Another significant part of making the language first class is to provide support not just for managed templates, but to support the CLR generic features as well. Not only can one declare a managed type as a template, or as a generic, but we will also provide an STL.NET library. I did not mention this previously because my blog is limited to speaking to the mapping of the original language to the C++/CLI revision. Of course, new features have no mapping.


 


The second issue, which is the support of multiple inheritance, is problematic for a number of reasons. The first, of course, is that the CLR, like Java and Smalltalk, does not support it directly. Thus, any implementation will need to internally flatten it. The question then is, has a need for it been demonstrated to warrant the expense of personnel? Currently, the answer is no.


 


There are some significant implementation and performance problems with multiple inheritance – particularly virtual base classes which contain data members. Interfaces strike me as a potentially superior design; however, I don’t have actual experience with their use. I’d like to see people gain some experience with interfaces before they claim a superiority with MI.


 


That said, there is a model of MI that we are looking at, which supports combining native and managed classes in a very interesting way. But that is in the future, and outside the boundaries of this blog. Look to the blogs of Herb Sutter and Brandon Bray for more information as time passes.


Comments (4)

  1. Frans Bouma says:

    Ah, you quoted me.

    "There are some significant implementation and performance problems with multiple inheritance – particularly virtual base classes which contain data members."

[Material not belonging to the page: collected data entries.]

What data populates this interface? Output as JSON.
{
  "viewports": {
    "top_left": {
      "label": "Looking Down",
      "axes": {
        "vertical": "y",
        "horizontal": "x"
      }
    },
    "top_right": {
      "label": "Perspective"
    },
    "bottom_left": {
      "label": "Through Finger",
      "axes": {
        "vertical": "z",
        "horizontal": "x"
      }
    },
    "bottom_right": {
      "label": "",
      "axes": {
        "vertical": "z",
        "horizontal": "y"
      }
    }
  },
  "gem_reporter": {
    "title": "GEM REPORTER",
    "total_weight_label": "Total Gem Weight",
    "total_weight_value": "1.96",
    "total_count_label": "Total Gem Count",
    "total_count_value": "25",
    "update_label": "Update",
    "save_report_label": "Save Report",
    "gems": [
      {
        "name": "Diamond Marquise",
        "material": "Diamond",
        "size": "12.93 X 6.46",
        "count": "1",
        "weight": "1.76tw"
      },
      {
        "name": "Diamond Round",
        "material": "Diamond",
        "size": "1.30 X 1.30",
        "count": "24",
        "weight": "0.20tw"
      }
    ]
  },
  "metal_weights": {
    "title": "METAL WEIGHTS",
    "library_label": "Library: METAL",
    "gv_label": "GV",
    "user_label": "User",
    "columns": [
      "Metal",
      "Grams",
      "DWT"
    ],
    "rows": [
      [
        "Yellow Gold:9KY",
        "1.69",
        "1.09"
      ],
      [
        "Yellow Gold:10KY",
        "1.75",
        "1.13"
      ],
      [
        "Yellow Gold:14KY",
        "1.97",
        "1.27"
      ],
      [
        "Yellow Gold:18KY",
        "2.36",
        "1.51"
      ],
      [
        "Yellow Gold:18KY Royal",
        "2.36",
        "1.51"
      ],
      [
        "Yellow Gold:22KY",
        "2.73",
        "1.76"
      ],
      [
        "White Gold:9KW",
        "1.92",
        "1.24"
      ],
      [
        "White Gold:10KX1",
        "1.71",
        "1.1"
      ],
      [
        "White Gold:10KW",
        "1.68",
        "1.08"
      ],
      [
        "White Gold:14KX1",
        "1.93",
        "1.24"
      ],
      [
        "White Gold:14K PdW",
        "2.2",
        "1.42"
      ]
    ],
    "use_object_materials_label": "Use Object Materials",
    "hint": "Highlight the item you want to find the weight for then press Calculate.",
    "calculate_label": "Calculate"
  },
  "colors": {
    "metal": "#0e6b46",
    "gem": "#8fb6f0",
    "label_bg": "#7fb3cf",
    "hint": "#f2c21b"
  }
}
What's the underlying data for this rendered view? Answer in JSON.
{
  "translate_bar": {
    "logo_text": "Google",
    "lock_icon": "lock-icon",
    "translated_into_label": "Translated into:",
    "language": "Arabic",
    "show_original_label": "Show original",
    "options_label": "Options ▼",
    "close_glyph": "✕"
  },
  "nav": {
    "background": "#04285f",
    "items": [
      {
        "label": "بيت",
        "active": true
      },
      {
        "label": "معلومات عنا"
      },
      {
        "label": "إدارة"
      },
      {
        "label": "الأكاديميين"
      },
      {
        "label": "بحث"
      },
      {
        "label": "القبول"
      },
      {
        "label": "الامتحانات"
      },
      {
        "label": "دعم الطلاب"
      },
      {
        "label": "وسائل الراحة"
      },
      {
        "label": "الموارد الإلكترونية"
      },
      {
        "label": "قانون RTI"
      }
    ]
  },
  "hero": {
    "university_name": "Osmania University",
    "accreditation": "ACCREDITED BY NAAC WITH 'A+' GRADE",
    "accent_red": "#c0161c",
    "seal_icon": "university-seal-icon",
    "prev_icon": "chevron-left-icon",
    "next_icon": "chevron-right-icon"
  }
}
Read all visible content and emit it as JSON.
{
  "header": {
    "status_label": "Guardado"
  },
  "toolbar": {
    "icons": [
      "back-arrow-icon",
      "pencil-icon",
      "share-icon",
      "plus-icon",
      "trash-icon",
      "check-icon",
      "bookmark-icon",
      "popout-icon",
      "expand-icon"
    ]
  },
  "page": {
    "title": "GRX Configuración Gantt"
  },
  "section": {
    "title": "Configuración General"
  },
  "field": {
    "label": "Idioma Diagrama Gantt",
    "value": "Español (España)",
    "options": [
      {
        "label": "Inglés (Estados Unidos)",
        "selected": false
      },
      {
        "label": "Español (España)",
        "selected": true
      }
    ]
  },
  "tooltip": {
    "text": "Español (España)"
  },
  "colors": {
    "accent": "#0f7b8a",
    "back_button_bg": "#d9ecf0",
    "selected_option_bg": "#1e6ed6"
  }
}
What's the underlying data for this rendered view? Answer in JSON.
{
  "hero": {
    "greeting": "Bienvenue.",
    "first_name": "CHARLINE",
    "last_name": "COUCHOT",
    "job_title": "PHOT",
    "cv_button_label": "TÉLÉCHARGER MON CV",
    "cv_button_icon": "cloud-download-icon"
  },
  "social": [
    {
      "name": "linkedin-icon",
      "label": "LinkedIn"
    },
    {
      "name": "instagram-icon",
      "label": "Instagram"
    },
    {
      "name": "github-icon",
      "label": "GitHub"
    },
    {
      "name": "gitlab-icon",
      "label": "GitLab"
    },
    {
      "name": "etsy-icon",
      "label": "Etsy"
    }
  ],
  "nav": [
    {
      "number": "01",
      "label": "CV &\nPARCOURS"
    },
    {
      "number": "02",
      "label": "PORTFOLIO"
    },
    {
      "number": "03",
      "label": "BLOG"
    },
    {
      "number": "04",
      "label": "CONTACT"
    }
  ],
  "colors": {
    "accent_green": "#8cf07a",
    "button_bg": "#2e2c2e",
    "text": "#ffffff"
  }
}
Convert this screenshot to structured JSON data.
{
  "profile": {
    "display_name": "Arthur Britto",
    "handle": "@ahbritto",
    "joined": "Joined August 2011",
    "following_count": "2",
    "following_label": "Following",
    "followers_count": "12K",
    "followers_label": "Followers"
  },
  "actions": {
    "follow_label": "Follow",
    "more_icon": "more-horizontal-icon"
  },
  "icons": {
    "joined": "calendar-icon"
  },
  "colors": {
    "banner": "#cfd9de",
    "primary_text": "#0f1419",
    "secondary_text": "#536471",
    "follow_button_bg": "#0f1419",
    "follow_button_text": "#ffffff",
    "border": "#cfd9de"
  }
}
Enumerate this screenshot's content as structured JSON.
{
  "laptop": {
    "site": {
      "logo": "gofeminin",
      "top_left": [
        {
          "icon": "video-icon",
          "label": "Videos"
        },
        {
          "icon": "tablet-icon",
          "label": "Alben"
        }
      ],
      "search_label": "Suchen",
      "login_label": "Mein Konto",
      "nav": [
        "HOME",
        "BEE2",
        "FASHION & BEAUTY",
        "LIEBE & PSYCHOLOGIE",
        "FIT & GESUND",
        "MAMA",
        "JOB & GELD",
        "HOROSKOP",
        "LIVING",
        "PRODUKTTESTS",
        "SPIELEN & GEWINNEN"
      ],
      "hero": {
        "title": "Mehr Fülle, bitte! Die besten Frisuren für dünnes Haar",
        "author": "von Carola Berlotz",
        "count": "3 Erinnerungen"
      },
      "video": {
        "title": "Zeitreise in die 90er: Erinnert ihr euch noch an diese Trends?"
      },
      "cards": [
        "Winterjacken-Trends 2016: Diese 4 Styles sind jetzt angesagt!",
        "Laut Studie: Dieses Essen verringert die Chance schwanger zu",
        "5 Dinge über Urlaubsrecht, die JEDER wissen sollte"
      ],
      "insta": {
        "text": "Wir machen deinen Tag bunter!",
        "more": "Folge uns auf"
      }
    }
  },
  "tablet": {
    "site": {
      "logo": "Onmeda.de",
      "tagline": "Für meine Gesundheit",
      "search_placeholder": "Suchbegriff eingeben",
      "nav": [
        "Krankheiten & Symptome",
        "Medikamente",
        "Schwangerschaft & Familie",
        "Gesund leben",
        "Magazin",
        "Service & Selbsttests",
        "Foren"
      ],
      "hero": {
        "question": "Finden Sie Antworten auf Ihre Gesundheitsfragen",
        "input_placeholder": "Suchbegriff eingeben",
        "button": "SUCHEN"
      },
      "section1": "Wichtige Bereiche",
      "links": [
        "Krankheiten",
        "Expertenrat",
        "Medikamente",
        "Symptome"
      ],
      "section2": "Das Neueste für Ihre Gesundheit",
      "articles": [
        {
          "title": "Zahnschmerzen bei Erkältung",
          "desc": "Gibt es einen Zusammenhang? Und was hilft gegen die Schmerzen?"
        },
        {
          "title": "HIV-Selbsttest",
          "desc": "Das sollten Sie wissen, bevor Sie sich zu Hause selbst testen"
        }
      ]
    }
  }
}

    That’s up to the user to decide to opt for this ‘performance hit’ (which is not as significant as you make it). There are also serious performance issues related to datasets or to O/R mapping. You _don’t have to_ use MI to write software, however in a SI world, things get complicated in several situations. I wrote a plea for MI in .NET here:

    http://weblogs.asp.net/fbouma/archive/2004/01/04/47476.aspx

    Besides that, C++ as a standard supports MI. You don’t support MI on .NET’s version of C++. Therefore C++ is severily crippled. You can give 10,000 excuses for that decision, that’s not the point. The point is: it’s not C++ anymore because you removed a CORNERSTONE of C++ from the language: if you want to use that feature, you have to go unmanaged. Now, isn’t the future going towards a managed world? So I don’t have a choice anymore?

    "Interfaces strike me as a potentially superior design; however, I don’t have actual experience with their use. I’d like to see people gain some experience with interfaces before they claim a superiority with MI."

    You don’t understand Interfaces clearly. You have two types of MI: multiple type inheritance and multiple implementation inheritance. .NET only supports the former, by offering the feature of multiple inheritance via interfaces. (Interfaces do support MI in .NET). This however is a ‘hack’, because although you have multiple type inheritance, you still can’t inherit a given implementation of the interface from a given base class: you have to RE-implement the interface, due to the lack of multiple implementation inheritance.

    I’ve described in my blog about MI an abstract example and you can apply that abstract example to a lot of classes in .NET’s API.

    It’s a real shame that a ‘common’ language runtime isn’t offering a platform for common features seen in a lot of languages like MI. The excuses I’ve seen for the absense of MI are , sorry, not that insightful: From ‘it’s a performance hit’ (so? what if I want to opt for simplicity in implementation over a couple of cycles?) to ‘it’s implemented in a lot of ways in various languages, which one to pick?’ (generics are also implemented in a lot of ways, still, MS has picked one and implemented it. How come generics are suddenly required, but MI is not? What if Sun didn’t include generics in the JVM, would .NET have generics by now? What if Sun had included MI in Java, would the CLR have MI by now? I think so.)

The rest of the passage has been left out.